Jake Woodford was brought in to replace Gant with two outs and the bases full in the second inning. He has faced the most batters with the bases loaded this season, at 18. Gant has faced 12 batters with the bags juiced, walking two.

“I'm not here to complain about it. It's been what it's been,” Shildt said. “We have to figure out a way to get better. We start to make some momentum, and then it happens, and here we are talking about it.”

Frustrating for the Cardinals is that they believe their process should lead in a more generous direction, even in spite of the rash of injuries. They believe in their process, citing past years of success, but also realize they can’t rely on it solely when the results don’t come in tandem.

“We understand the recipe,” Shildt said. “We just need to be more consistent with what that recipe looks like. … We're doing our best to adapt and make adjustments, but we also want to make sure we stay at their core principles that won us a lot of baseball games.”

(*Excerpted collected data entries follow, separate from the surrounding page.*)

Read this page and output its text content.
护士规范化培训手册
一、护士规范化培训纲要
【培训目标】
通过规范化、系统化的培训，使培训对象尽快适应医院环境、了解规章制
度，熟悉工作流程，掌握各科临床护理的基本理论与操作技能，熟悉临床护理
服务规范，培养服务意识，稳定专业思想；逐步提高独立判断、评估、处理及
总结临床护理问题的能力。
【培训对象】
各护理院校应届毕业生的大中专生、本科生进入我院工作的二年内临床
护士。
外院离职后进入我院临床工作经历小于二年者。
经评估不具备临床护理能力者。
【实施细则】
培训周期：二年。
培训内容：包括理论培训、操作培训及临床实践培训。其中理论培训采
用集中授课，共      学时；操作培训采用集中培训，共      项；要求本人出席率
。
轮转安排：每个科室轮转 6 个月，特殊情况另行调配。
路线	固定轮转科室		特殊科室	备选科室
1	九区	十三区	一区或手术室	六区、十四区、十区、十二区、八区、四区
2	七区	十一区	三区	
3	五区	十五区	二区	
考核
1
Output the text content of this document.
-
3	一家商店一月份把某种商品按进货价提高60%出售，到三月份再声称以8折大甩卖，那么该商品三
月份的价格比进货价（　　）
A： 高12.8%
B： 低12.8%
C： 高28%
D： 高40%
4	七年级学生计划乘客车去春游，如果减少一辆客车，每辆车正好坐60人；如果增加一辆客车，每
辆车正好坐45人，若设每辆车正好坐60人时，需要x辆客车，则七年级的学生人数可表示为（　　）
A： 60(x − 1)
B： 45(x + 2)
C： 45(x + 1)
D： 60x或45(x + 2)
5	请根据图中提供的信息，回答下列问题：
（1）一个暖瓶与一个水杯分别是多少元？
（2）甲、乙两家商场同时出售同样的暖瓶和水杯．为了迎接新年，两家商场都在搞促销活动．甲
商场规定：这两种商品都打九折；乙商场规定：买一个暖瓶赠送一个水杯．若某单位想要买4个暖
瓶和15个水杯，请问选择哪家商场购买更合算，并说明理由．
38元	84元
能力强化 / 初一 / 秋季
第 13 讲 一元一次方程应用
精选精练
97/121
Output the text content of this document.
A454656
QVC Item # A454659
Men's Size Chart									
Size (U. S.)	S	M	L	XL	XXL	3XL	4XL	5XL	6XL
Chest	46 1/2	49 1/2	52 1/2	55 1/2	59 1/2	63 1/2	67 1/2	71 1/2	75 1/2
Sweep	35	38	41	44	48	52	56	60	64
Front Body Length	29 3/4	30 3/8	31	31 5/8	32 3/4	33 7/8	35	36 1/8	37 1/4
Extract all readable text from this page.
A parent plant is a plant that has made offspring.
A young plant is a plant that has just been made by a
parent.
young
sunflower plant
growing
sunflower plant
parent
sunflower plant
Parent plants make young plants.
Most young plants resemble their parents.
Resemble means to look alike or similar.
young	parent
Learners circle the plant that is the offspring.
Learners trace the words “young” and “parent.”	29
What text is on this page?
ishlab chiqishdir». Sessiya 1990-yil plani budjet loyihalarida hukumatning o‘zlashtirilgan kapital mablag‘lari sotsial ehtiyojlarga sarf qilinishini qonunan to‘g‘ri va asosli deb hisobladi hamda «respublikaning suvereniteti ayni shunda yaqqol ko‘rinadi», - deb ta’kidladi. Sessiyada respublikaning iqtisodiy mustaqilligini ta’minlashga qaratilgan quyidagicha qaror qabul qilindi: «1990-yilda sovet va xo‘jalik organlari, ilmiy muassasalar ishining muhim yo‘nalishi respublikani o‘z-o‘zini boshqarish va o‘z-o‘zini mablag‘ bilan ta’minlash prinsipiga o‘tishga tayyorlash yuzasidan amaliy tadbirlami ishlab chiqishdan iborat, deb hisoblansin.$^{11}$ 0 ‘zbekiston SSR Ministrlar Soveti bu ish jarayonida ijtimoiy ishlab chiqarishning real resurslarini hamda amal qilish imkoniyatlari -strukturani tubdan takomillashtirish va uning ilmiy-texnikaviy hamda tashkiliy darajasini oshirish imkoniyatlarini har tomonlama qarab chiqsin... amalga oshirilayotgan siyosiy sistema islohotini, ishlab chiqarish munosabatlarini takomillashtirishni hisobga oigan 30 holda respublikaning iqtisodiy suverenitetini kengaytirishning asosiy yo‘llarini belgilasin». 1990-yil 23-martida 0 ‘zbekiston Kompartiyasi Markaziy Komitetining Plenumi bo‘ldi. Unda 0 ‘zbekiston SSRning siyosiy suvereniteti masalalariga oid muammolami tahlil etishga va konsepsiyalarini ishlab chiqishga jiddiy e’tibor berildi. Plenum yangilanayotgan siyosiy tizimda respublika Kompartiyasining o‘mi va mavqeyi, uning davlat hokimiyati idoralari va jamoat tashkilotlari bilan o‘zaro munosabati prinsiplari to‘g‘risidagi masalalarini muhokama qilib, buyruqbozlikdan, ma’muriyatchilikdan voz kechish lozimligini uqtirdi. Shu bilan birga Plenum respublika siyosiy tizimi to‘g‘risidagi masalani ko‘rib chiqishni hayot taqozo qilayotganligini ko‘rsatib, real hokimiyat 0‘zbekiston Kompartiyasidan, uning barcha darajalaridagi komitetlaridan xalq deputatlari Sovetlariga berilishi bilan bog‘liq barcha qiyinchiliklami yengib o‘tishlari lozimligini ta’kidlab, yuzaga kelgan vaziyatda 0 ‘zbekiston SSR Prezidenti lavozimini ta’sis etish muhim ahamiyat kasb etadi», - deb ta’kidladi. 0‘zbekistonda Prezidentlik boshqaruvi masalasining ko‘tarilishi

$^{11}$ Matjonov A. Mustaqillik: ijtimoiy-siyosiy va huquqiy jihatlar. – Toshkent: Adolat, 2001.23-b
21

Paul DeJong, who slugged his first homer since coming off the injured list in the third on the heels of Nolan Arenado’s second-inning blast, noticed one area the clubhouse may be pressing.

“Yadi said before the game to me, he's like, ‘We just have to have fun out there and enjoy it,’” DeJong said. “We're a little too stiff sometimes and a little too tense. Overall [we need to keep] just playing loose and playing together, not worried about failing and being aggressive. … If we can kind of all adapt that attitude, I think we'll be just fine as a group.”